La diminuzione dei casi è generalizzata: in Emilia-Romagna la media scende dell’0,8%, mentre in Lombardia del 3,2%; la media nazione si attesta a -5,9%
Se però si analizzano i nuovi positivi su 100mila abitanti, si può notare che Piacenza ha un tasso di incidenza più basso rispetto alla Lombardia (485 a fronte di 548), decisamente inferiore alla media regionale (692) e a quella nazionale (709).
I tamponi effettuati la scorsa settimana sono stati 7962, dato appena inferiore ai 8.233 precedenti: scende anche la percentuale dei nuovi positivi rispetto al numero di test eseguiti (dal 18,3% al 17,3%).

Continuano i monitoraggi periodici nelle Cra. Lo screening di questa settimana ha permesso di far emergere 34 nuove diagnosi tra gli ospiti e 11 fra gli operatori. Gli anziani sono in grande maggioranza asintomatici o paucisintomatici. La situazione è costantemente monitorata dall’Azienda, in stretto raccordo con le direzioni sanitarie delle strutture e in collaborazione con le Usca, che possono essere attivate in caso di necessità.

Un altro dato significativo riguarda le fasce d’età delle nuove diagnosi: “Mentre diminuiscono i contagi tra 0 e 18 anni e tra 19 e 40 – evidenzia Andrea Magnacavallo, direttore sanitario dell’Azienda Usl di Piacenza – nelle persone di età superiore a 65 anni cogliamo un aumento dei casi, in particolare tra gli over80. È molto probabile che questa situazione sia dovuta al fatto che la popolazione più anziana è stata la prima ad aver ricevuto la terza dose di vaccino. È quindi presumibile che ora si sia ridotta l’efficacia della copertura vaccinale per questa fascia.

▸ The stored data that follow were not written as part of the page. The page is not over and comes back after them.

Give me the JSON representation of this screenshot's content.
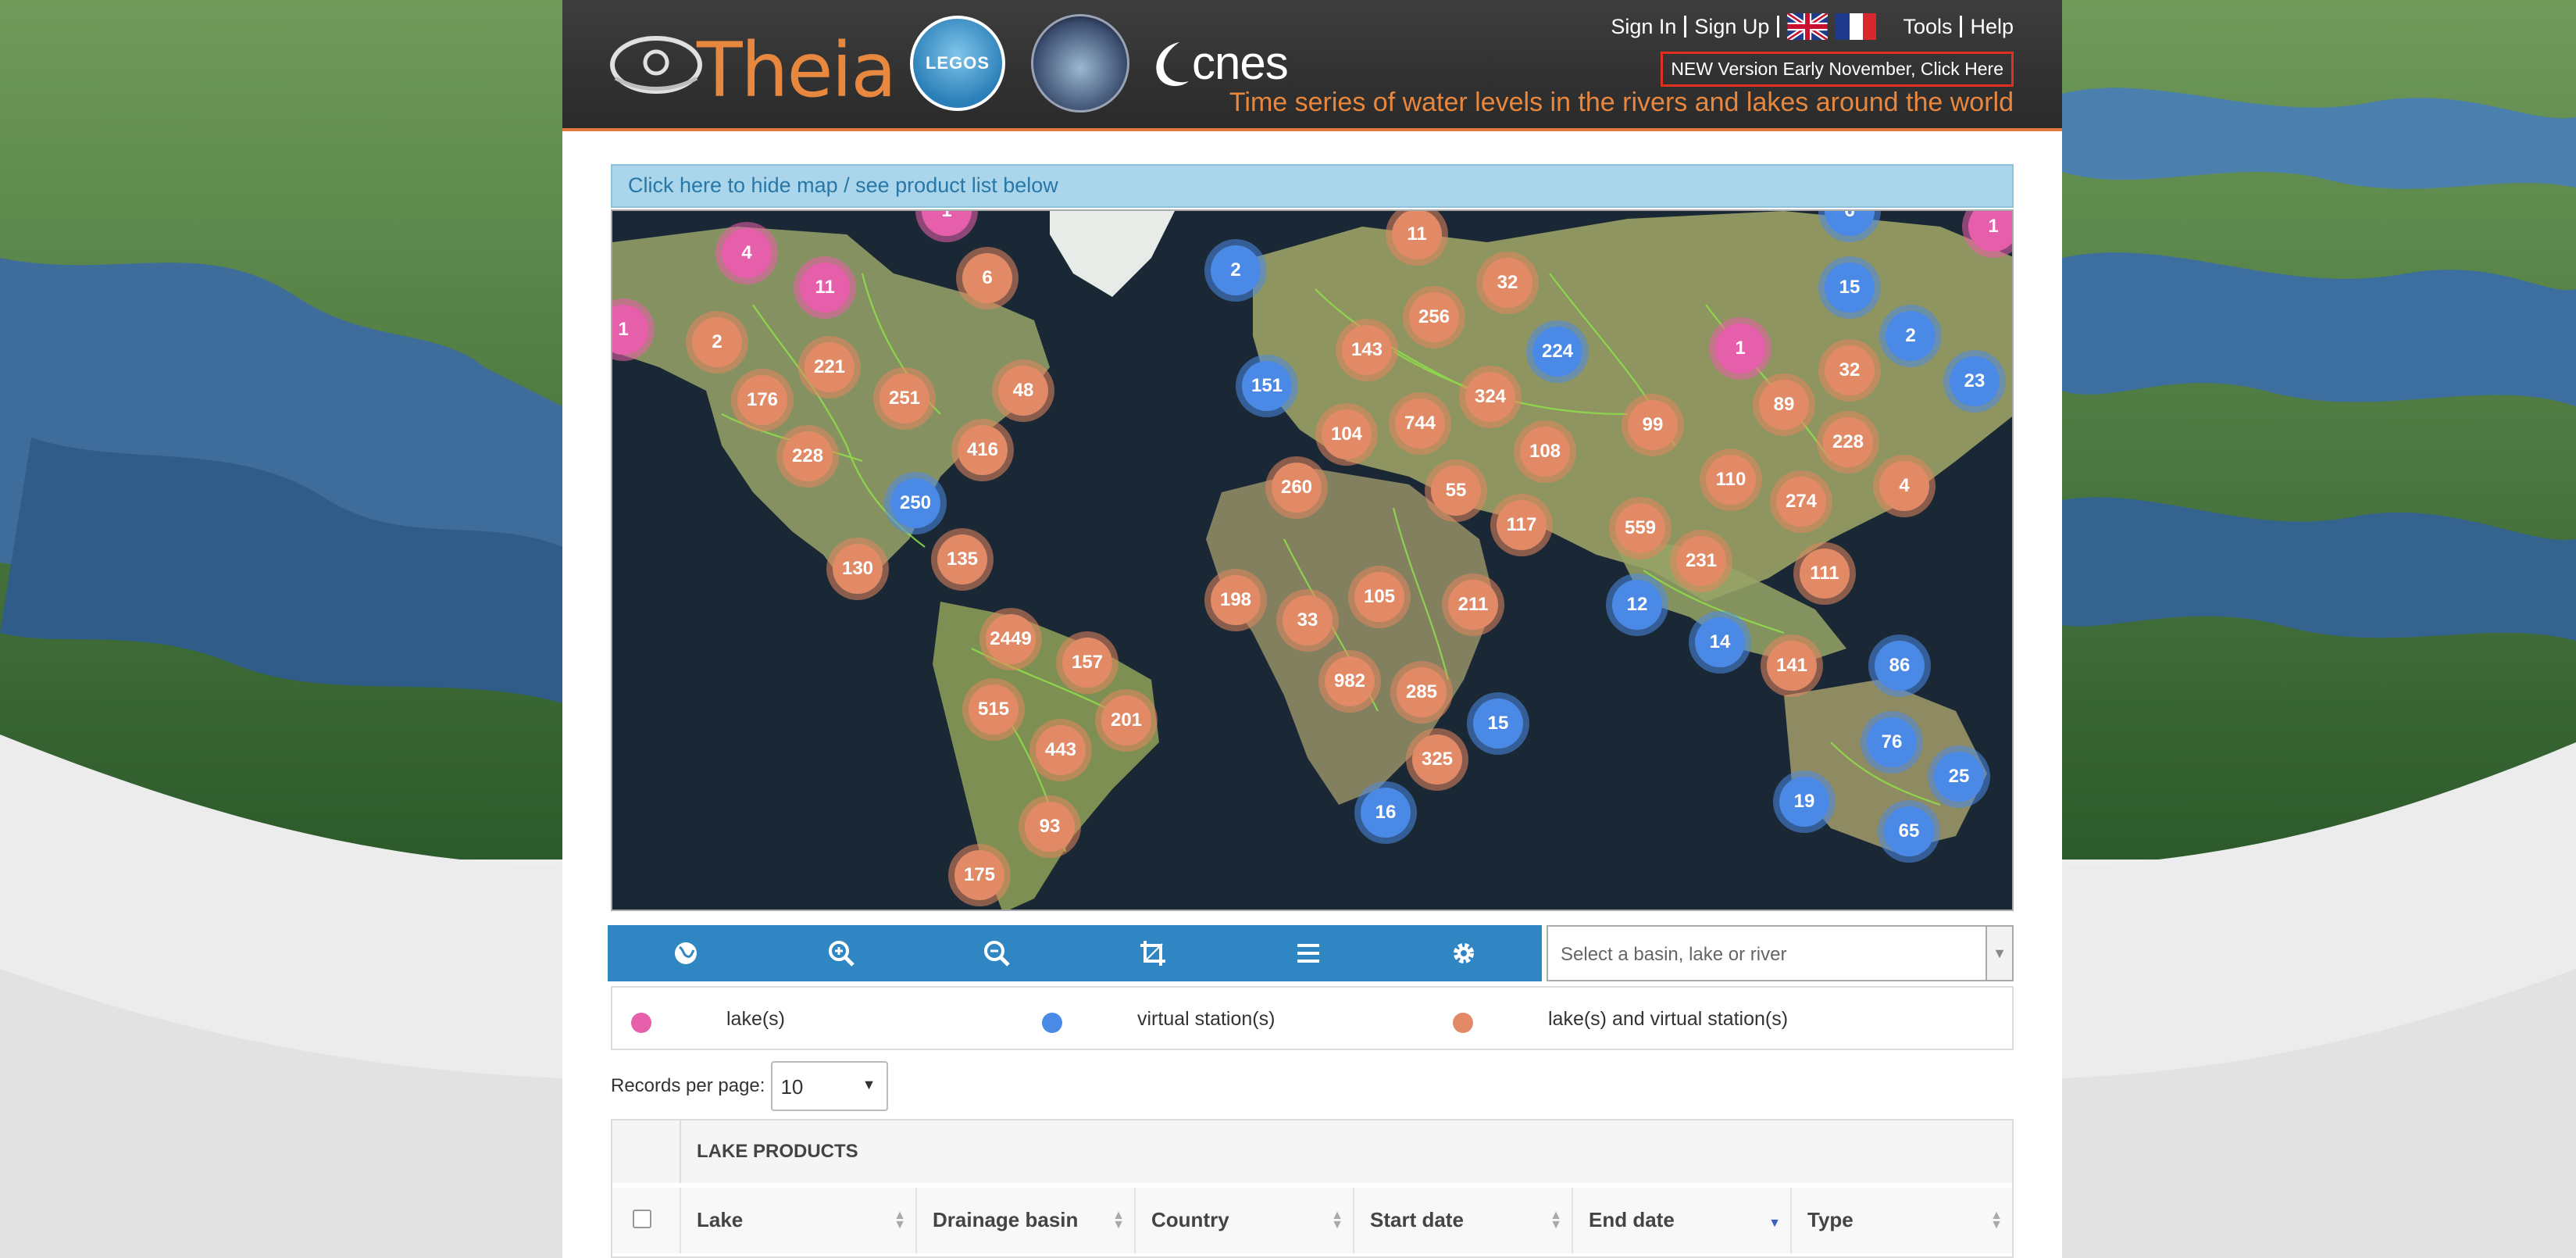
{
  "header": {
    "theia_logo": "Theia",
    "legos_logo": "LEGOS",
    "cnes_logo": "cnes",
    "sign_in": "Sign In",
    "sign_up": "Sign Up",
    "tools": "Tools",
    "help": "Help",
    "new_version": "NEW Version Early November, Click Here",
    "tagline": "Time series of water levels in the rivers and lakes around the world"
  },
  "map_toggle": "Click here to hide map / see product list below",
  "clusters": [
    {
      "label": "1",
      "kind": "pink"
    },
    {
      "label": "4",
      "kind": "pink"
    },
    {
      "label": "11",
      "kind": "pink"
    },
    {
      "label": "1",
      "kind": "pink"
    },
    {
      "label": "6",
      "kind": "orange"
    },
    {
      "label": "2",
      "kind": "orange"
    },
    {
      "label": "176",
      "kind": "orange"
    },
    {
      "label": "221",
      "kind": "orange"
    },
    {
      "label": "251",
      "kind": "orange"
    },
    {
      "label": "48",
      "kind": "orange"
    },
    {
      "label": "228",
      "kind": "orange"
    },
    {
      "label": "416",
      "kind": "orange"
    },
    {
      "label": "250",
      "kind": "blue"
    },
    {
      "label": "130",
      "kind": "orange"
    },
    {
      "label": "135",
      "kind": "orange"
    },
    {
      "label": "2449",
      "kind": "orange"
    },
    {
      "label": "157",
      "kind": "orange"
    },
    {
      "label": "515",
      "kind": "orange"
    },
    {
      "label": "201",
      "kind": "orange"
    },
    {
      "label": "443",
      "kind": "orange"
    },
    {
      "label": "93",
      "kind": "orange"
    },
    {
      "label": "175",
      "kind": "orange"
    },
    {
      "label": "2",
      "kind": "blue"
    },
    {
      "label": "151",
      "kind": "blue"
    },
    {
      "label": "11",
      "kind": "orange"
    },
    {
      "label": "256",
      "kind": "orange"
    },
    {
      "label": "32",
      "kind": "orange"
    },
    {
      "label": "143",
      "kind": "orange"
    },
    {
      "label": "224",
      "kind": "blue"
    },
    {
      "label": "104",
      "kind": "orange"
    },
    {
      "label": "744",
      "kind": "orange"
    },
    {
      "label": "324",
      "kind": "orange"
    },
    {
      "label": "260",
      "kind": "orange"
    },
    {
      "label": "108",
      "kind": "orange"
    },
    {
      "label": "55",
      "kind": "orange"
    },
    {
      "label": "117",
      "kind": "orange"
    },
    {
      "label": "99",
      "kind": "orange"
    },
    {
      "label": "198",
      "kind": "orange"
    },
    {
      "label": "33",
      "kind": "orange"
    },
    {
      "label": "105",
      "kind": "orange"
    },
    {
      "label": "211",
      "kind": "orange"
    },
    {
      "label": "982",
      "kind": "orange"
    },
    {
      "label": "285",
      "kind": "orange"
    },
    {
      "label": "15",
      "kind": "blue"
    },
    {
      "label": "325",
      "kind": "orange"
    },
    {
      "label": "16",
      "kind": "blue"
    },
    {
      "label": "6",
      "kind": "blue"
    },
    {
      "label": "15",
      "kind": "blue"
    },
    {
      "label": "2",
      "kind": "blue"
    },
    {
      "label": "1",
      "kind": "pink"
    },
    {
      "label": "32",
      "kind": "orange"
    },
    {
      "label": "89",
      "kind": "orange"
    },
    {
      "label": "23",
      "kind": "blue"
    },
    {
      "label": "228",
      "kind": "orange"
    },
    {
      "label": "110",
      "kind": "orange"
    },
    {
      "label": "274",
      "kind": "orange"
    },
    {
      "label": "4",
      "kind": "orange"
    },
    {
      "label": "559",
      "kind": "orange"
    },
    {
      "label": "231",
      "kind": "orange"
    },
    {
      "label": "111",
      "kind": "orange"
    },
    {
      "label": "12",
      "kind": "blue"
    },
    {
      "label": "14",
      "kind": "blue"
    },
    {
      "label": "141",
      "kind": "orange"
    },
    {
      "label": "86",
      "kind": "blue"
    },
    {
      "label": "76",
      "kind": "blue"
    },
    {
      "label": "25",
      "kind": "blue"
    },
    {
      "label": "19",
      "kind": "blue"
    },
    {
      "label": "65",
      "kind": "blue"
    },
    {
      "label": "1",
      "kind": "pink"
    }
  ],
  "toolbar": {
    "icons": [
      "globe-icon",
      "zoom-in-icon",
      "zoom-out-icon",
      "crop-icon",
      "list-icon",
      "gear-icon"
    ]
  },
  "basin_select": {
    "placeholder": "Select a basin, lake or river"
  },
  "legend": {
    "lakes": "lake(s)",
    "virtual": "virtual station(s)",
    "both": "lake(s) and virtual station(s)",
    "colors": {
      "lakes": "#e65fab",
      "virtual": "#4a8ae6",
      "both": "#e28a66"
    }
  },
  "records": {
    "label": "Records per page:",
    "value": "10"
  },
  "table": {
    "title": "LAKE PRODUCTS",
    "columns": [
      "Lake",
      "Drainage basin",
      "Country",
      "Start date",
      "End date",
      "Type"
    ]
  }
}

Di contro, tra bambini, giovani e adulti, il virus ha circolato maggiormente negli ultimi mesi e probabilmente questi gruppi oggi risultano più immunizzati”.
Sulla base di queste considerazioni, il direttore generale Giuliana Bensa lancia un appello: “Abbiamo oggi a disposizione di tutti gli ultra 80enni e delle persone fragili tra i 60 e i 79 anni una nuova arma di difesa: la quarta dose di vaccino anti Covid19. La somministrazione nelle Rsa e nelle Cra sta già cominciando. È essenziale che le persone che possono sottoporsi a questo livello ulteriore di protezione non aspettino e vadano a fissare il loro appuntamento. Abbiamo mantenuto attivi cinque punti di somministrazione sul territorio proprio per favorire al massimo l’adesione di questa fascia della popolazione. Possiamo arrivare, su richiesta, anche per le persone impossibilitate a muoversi da casa per problemi di deambulazione. La lotta al virus non è finita, dobbiamo mettere in sicurezza i nostri anziani e le persone più fragili”.

La diminuzione dei casi positivi si ripercuote sul numero delle persone in isolamento, che passa da 2330 a 2054. Si conferma in riduzione, come già la scorsa settimana, il ricorso alle Usca, le Unità speciali di continuità assistenziale. Le chiamate medie giornaliere sono 36,7, con 257 cittadini che hanno richiesto l’intervento delle squadre: la settimana scorsa erano stati 293.  Al momento la situazione della rete ospedaliera è stazionaria, anche se alcuni indicatori sono in aumento. La media giornaliera degli accessi in Pronto soccorso per pazienti con sintomatologia riconducibile al Covid è di 9, a fronte dei 10 della settimana scorsa. Salgono invece i ricoveri. La media settimanale è di 126 casi contro i 95 della settimana precedente. In Terapia intensiva è ricoverato un paziente positivo, mentre la scorsa settimana non si registrava nessun caso. I decessi della settimana sono 7, tutti ultraottantenni.

“Sicuramente, come abbiamo già avuto modo di evidenziare – continua il direttore generale – i nuovi casi sono caratterizzati da una bassa intensità assistenziale ma siamo convinti che serva ancora la collaborazione di tutti per limitare la circolazione del virus.
Manteniamo alta l’attenzione nei nostri comportamenti nella vita quotidiana, per preservare quella normalità di vita conquistata a così duro prezzo”.

Per quanto riguarda la vaccinazione, l’attività è stazionaria, senza progressi sensibili nel tasso di copertura della popolazione. Nella settimana scorsa sono state fatte 915 somministrazioni. La percentuale dei vaccinati rispetto alla popolazione vaccinabile over 12 continua a rimanere attestata sul 90,3%.

Sul sito www.covidpiacenza.it sono indicati giorni e orari di apertura dei centri vaccinali. Si segnala che dal 24 aprile le attività di vaccinazione a Bettola si sposteranno dalla Sala polivalente alla Casa della Salute.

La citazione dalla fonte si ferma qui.